Non più tempo per la semplice contemplazione, non più tempo per il vuoto e per la riflessione, se non all’interno di esercizi meditativi che appaiono però non un elemento della consuetudine vitale quanto un esercizio compensatorio e spesso tristemente programmato.

La nostra vita scorre in un continuum sempre più accelerato e stratificato in cui tutto si macina parallelamente, si disperde, non riesce quasi mai ad assumere il rilievo che ne renderebbe possibile un compimento organico.

Troppo ci viene richiesto ma troppo, come ha ben visto Byul Chung Han, ci richiediamo, in un’orgia di autosfruttamento che non credo abbia eguali nella storia e certamente nella preistoria. Siamo sempre al lavoro, ogni cosa al centro del nostro campo di interesse è lavoro, cioè sfruttamento, operare con efficienza, nulla è più affidato al flusso naturale del tempo ma ad un timing completamente domesticato e compresso.
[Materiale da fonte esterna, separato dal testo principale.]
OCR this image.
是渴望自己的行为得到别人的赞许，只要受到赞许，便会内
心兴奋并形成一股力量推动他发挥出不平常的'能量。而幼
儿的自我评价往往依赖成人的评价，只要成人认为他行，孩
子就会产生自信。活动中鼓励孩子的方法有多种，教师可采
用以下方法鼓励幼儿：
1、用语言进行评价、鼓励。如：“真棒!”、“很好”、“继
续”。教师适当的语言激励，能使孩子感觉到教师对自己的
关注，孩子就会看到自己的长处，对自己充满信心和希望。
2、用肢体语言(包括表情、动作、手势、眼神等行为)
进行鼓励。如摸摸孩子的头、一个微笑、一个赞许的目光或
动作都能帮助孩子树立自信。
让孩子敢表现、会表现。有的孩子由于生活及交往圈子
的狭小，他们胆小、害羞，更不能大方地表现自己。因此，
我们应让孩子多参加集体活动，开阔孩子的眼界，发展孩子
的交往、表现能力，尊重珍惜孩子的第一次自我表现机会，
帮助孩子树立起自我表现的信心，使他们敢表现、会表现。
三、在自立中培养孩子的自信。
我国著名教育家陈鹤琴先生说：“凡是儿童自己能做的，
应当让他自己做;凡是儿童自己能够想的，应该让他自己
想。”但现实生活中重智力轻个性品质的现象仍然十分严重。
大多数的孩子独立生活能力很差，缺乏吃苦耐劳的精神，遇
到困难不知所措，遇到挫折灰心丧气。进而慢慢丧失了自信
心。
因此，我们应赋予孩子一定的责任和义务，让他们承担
Dai bambini ai vecchi, che solo in virtù di qualche demenza possono placare l’ansia produttiva,
occorre darsi da fare, sia per dovere, sia per diletto, ma comunque dentro ad una macchina che impone ritmo, quantità e rapidità.

Per chi vive nell’università, una notoria ex-isola di privilegio-per-pensare, ciò si traduce nel truce imperativo ad essere produttivi, come se il senso della ricerca si potesse tradurre in prodotti, in quantità o in masse critiche. Sterminando attraverso ciò appunto il pensiero.

Il delirio è finalmente arrivato, non come un mostro a più teste che devasti il vivere sociale, ma come un saccheggio quotidiano e implacabile della nostra possibilità di fare esperienza, di poterla vivere pienamente, facendo di una cosa sola l’unica che, per un certo tempo, sia al centro della nostra attenzione, per tutto il tempo che la sua fisiologia, la sua statura, la sua anima, e il nostro smarrito amore, necessitino.

Ciò che ne deriva, è sotto gli occhi di noi tutti, se ogni tanto li alzassimo dal nostro frenetico fare, fare, fare.